Angronius dismissed Gheer and the captains with a wave of his hand, "You are kind to offer, but I bid you to fret not. All I wish of you is to make swift preparations. The sortie I assisted in is but a prelude, for the Orks are planning on a massive counterattack. As I've learned from the start of this campaign, the best way to end the greenskin tide is to strike at its source. But alas, there is something unique about this particular Orks."

"Unique? How so?" Sanguinius inquired as the three Primarchs walked together.

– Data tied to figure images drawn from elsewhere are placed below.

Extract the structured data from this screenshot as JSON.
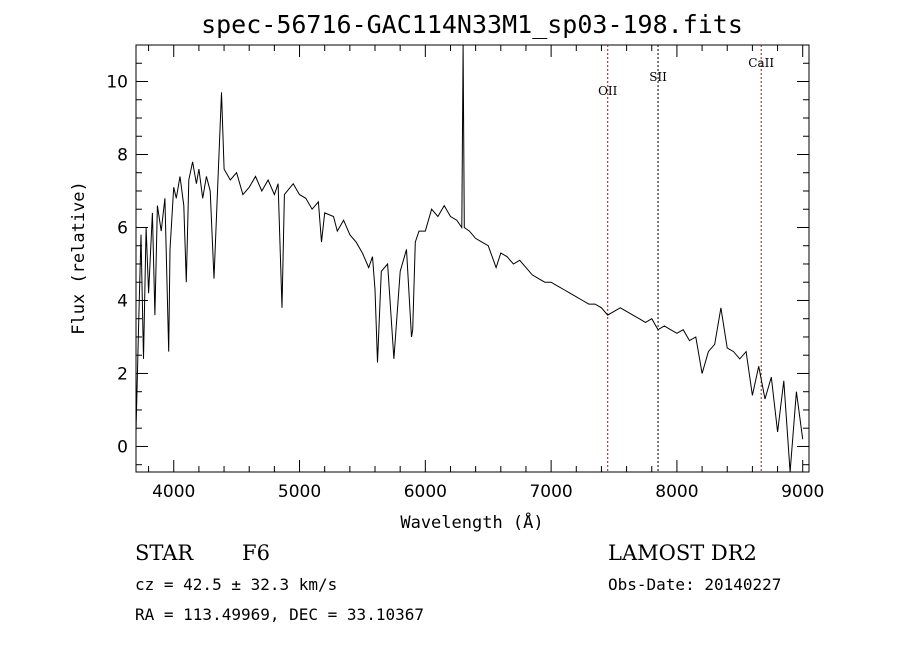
{
  "chart_data": {
    "type": "line",
    "title": "spec-56716-GAC114N33M1_sp03-198.fits",
    "xlabel": "Wavelength (Å)",
    "ylabel": "Flux (relative)",
    "xlim": [
      3700,
      9050
    ],
    "ylim": [
      -0.7,
      11.0
    ],
    "x_ticks": [
      4000,
      5000,
      6000,
      7000,
      8000,
      9000
    ],
    "x_tick_labels": [
      "4000",
      "5000",
      "6000",
      "7000",
      "8000",
      "9000"
    ],
    "y_ticks": [
      0,
      2,
      4,
      6,
      8,
      10
    ],
    "y_tick_labels": [
      "0",
      "2",
      "4",
      "6",
      "8",
      "10"
    ],
    "grid": false,
    "series": [
      {
        "points": [
          [
            3700,
            0.4
          ],
          [
            3720,
            3.2
          ],
          [
            3740,
            5.8
          ],
          [
            3760,
            2.4
          ],
          [
            3780,
            6.0
          ],
          [
            3800,
            4.2
          ],
          [
            3830,
            6.4
          ],
          [
            3850,
            3.6
          ],
          [
            3870,
            6.6
          ],
          [
            3900,
            5.9
          ],
          [
            3930,
            6.8
          ],
          [
            3960,
            2.6
          ],
          [
            3970,
            5.4
          ],
          [
            4000,
            7.1
          ],
          [
            4020,
            6.8
          ],
          [
            4050,
            7.4
          ],
          [
            4080,
            6.6
          ],
          [
            4100,
            4.5
          ],
          [
            4120,
            7.3
          ],
          [
            4150,
            7.8
          ],
          [
            4180,
            7.2
          ],
          [
            4200,
            7.6
          ],
          [
            4230,
            6.8
          ],
          [
            4260,
            7.4
          ],
          [
            4290,
            7.0
          ],
          [
            4320,
            4.6
          ],
          [
            4350,
            7.2
          ],
          [
            4380,
            9.7
          ],
          [
            4400,
            7.6
          ],
          [
            4450,
            7.3
          ],
          [
            4500,
            7.5
          ],
          [
            4550,
            6.9
          ],
          [
            4600,
            7.1
          ],
          [
            4650,
            7.4
          ],
          [
            4700,
            7.0
          ],
          [
            4750,
            7.3
          ],
          [
            4800,
            6.9
          ],
          [
            4830,
            7.2
          ],
          [
            4861,
            3.8
          ],
          [
            4880,
            6.9
          ],
          [
            4950,
            7.2
          ],
          [
            5000,
            6.9
          ],
          [
            5050,
            6.8
          ],
          [
            5100,
            6.5
          ],
          [
            5150,
            6.7
          ],
          [
            5175,
            5.6
          ],
          [
            5200,
            6.4
          ],
          [
            5270,
            6.3
          ],
          [
            5300,
            5.9
          ],
          [
            5350,
            6.2
          ],
          [
            5400,
            5.8
          ],
          [
            5450,
            5.6
          ],
          [
            5500,
            5.3
          ],
          [
            5550,
            4.9
          ],
          [
            5580,
            5.2
          ],
          [
            5600,
            4.3
          ],
          [
            5620,
            2.3
          ],
          [
            5650,
            4.8
          ],
          [
            5700,
            5.0
          ],
          [
            5750,
            2.4
          ],
          [
            5800,
            4.8
          ],
          [
            5850,
            5.4
          ],
          [
            5890,
            3.0
          ],
          [
            5900,
            3.2
          ],
          [
            5920,
            5.6
          ],
          [
            5950,
            5.9
          ],
          [
            6000,
            5.9
          ],
          [
            6050,
            6.5
          ],
          [
            6100,
            6.3
          ],
          [
            6150,
            6.6
          ],
          [
            6200,
            6.3
          ],
          [
            6250,
            6.2
          ],
          [
            6290,
            6.0
          ],
          [
            6300,
            11.0
          ],
          [
            6310,
            6.0
          ],
          [
            6350,
            5.9
          ],
          [
            6400,
            5.7
          ],
          [
            6450,
            5.6
          ],
          [
            6500,
            5.5
          ],
          [
            6563,
            4.9
          ],
          [
            6600,
            5.3
          ],
          [
            6650,
            5.2
          ],
          [
            6700,
            5.0
          ],
          [
            6750,
            5.1
          ],
          [
            6800,
            4.9
          ],
          [
            6850,
            4.7
          ],
          [
            6900,
            4.6
          ],
          [
            6950,
            4.5
          ],
          [
            7000,
            4.5
          ],
          [
            7050,
            4.4
          ],
          [
            7100,
            4.3
          ],
          [
            7150,
            4.2
          ],
          [
            7200,
            4.1
          ],
          [
            7250,
            4.0
          ],
          [
            7300,
            3.9
          ],
          [
            7350,
            3.9
          ],
          [
            7400,
            3.8
          ],
          [
            7450,
            3.6
          ],
          [
            7500,
            3.7
          ],
          [
            7550,
            3.8
          ],
          [
            7600,
            3.7
          ],
          [
            7650,
            3.6
          ],
          [
            7700,
            3.5
          ],
          [
            7750,
            3.4
          ],
          [
            7800,
            3.5
          ],
          [
            7850,
            3.2
          ],
          [
            7900,
            3.3
          ],
          [
            7950,
            3.2
          ],
          [
            8000,
            3.1
          ],
          [
            8050,
            3.2
          ],
          [
            8100,
            2.9
          ],
          [
            8150,
            3.0
          ],
          [
            8200,
            2.0
          ],
          [
            8250,
            2.6
          ],
          [
            8300,
            2.8
          ],
          [
            8350,
            3.8
          ],
          [
            8400,
            2.7
          ],
          [
            8450,
            2.6
          ],
          [
            8500,
            2.4
          ],
          [
            8550,
            2.6
          ],
          [
            8600,
            1.4
          ],
          [
            8650,
            2.2
          ],
          [
            8700,
            1.3
          ],
          [
            8750,
            1.9
          ],
          [
            8800,
            0.4
          ],
          [
            8850,
            1.8
          ],
          [
            8900,
            -0.7
          ],
          [
            8950,
            1.5
          ],
          [
            9000,
            0.2
          ]
        ]
      }
    ],
    "lines": [
      {
        "label": "OII",
        "x": 7450,
        "color": "#8b1a1a"
      },
      {
        "label": "SII",
        "x": 7850,
        "color": "#000000"
      },
      {
        "label": "CaII",
        "x": 8670,
        "color": "#8b1a1a"
      }
    ]
  },
  "info": {
    "object_class": "STAR",
    "subclass": "F6",
    "survey": "LAMOST DR2",
    "cz": "cz = 42.5 ± 32.3 km/s",
    "obs_date": "Obs-Date: 20140227",
    "coords": "RA = 113.49969, DEC =  33.10367"
  }
}
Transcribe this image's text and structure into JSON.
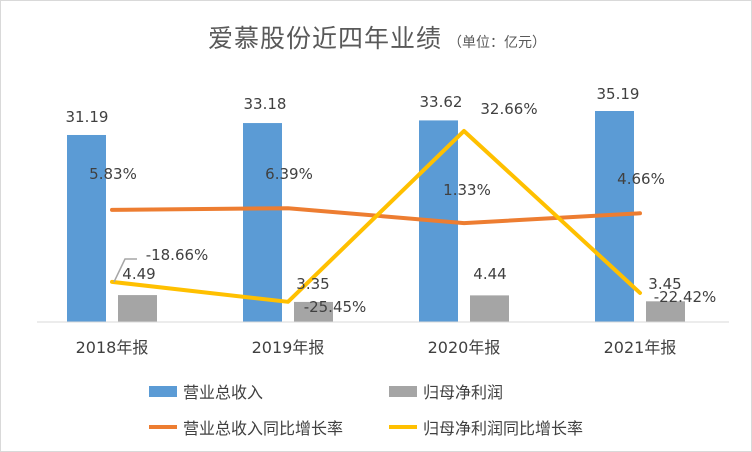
{
  "title": "爱慕股份近四年业绩",
  "unit": "（单位：亿元）",
  "chart_data": {
    "type": "bar",
    "categories": [
      "2018年报",
      "2019年报",
      "2020年报",
      "2021年报"
    ],
    "series": [
      {
        "name": "营业总收入",
        "kind": "bar",
        "color": "#5b9bd5",
        "values": [
          31.19,
          33.18,
          33.62,
          35.19
        ],
        "labels": [
          "31.19",
          "33.18",
          "33.62",
          "35.19"
        ]
      },
      {
        "name": "归母净利润",
        "kind": "bar",
        "color": "#a5a5a5",
        "values": [
          4.49,
          3.35,
          4.44,
          3.45
        ],
        "labels": [
          "4.49",
          "3.35",
          "4.44",
          "3.45"
        ]
      },
      {
        "name": "营业总收入同比增长率",
        "kind": "line",
        "color": "#ed7d31",
        "values": [
          5.83,
          6.39,
          1.33,
          4.66
        ],
        "labels": [
          "5.83%",
          "6.39%",
          "1.33%",
          "4.66%"
        ]
      },
      {
        "name": "归母净利润同比增长率",
        "kind": "line",
        "color": "#ffc000",
        "values": [
          -18.66,
          -25.45,
          32.66,
          -22.42
        ],
        "labels": [
          "-18.66%",
          "-25.45%",
          "32.66%",
          "-22.42%"
        ]
      }
    ],
    "legend_position": "bottom",
    "grid": false
  }
}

"See the writing upon the walls? I've studied the Orks in hopes of finding a weakness." Angronius explained, giving himself over to this craftsmen to aid in the reparation of his armor. They worked quickly as he spoke without pause, "The Orks believe that the color red makes things go faster. Somehow, the warboss who leads these Orks found a way to make them learn faster, therefore becoming smarter. They write in red, thus stimulating whatever small thing constitutes as a brain in their heads."

"A cunning enemy?"

"A brutally cunning enemy."

"A very dangerous enemy." Jaghatai mused, "The hourglass is set then. We must attack soon, before they get any smarter."

"I agree." Angronius revealed, "For the Ork boss I killed wasn't wearing the same cobbled scrap his underlings adorn themselves in. He was wearing power-armor, manufactured and meticulously crafted for war. A xenos race known for such crude contraptions possessing this kind of awakened intelligence worries me."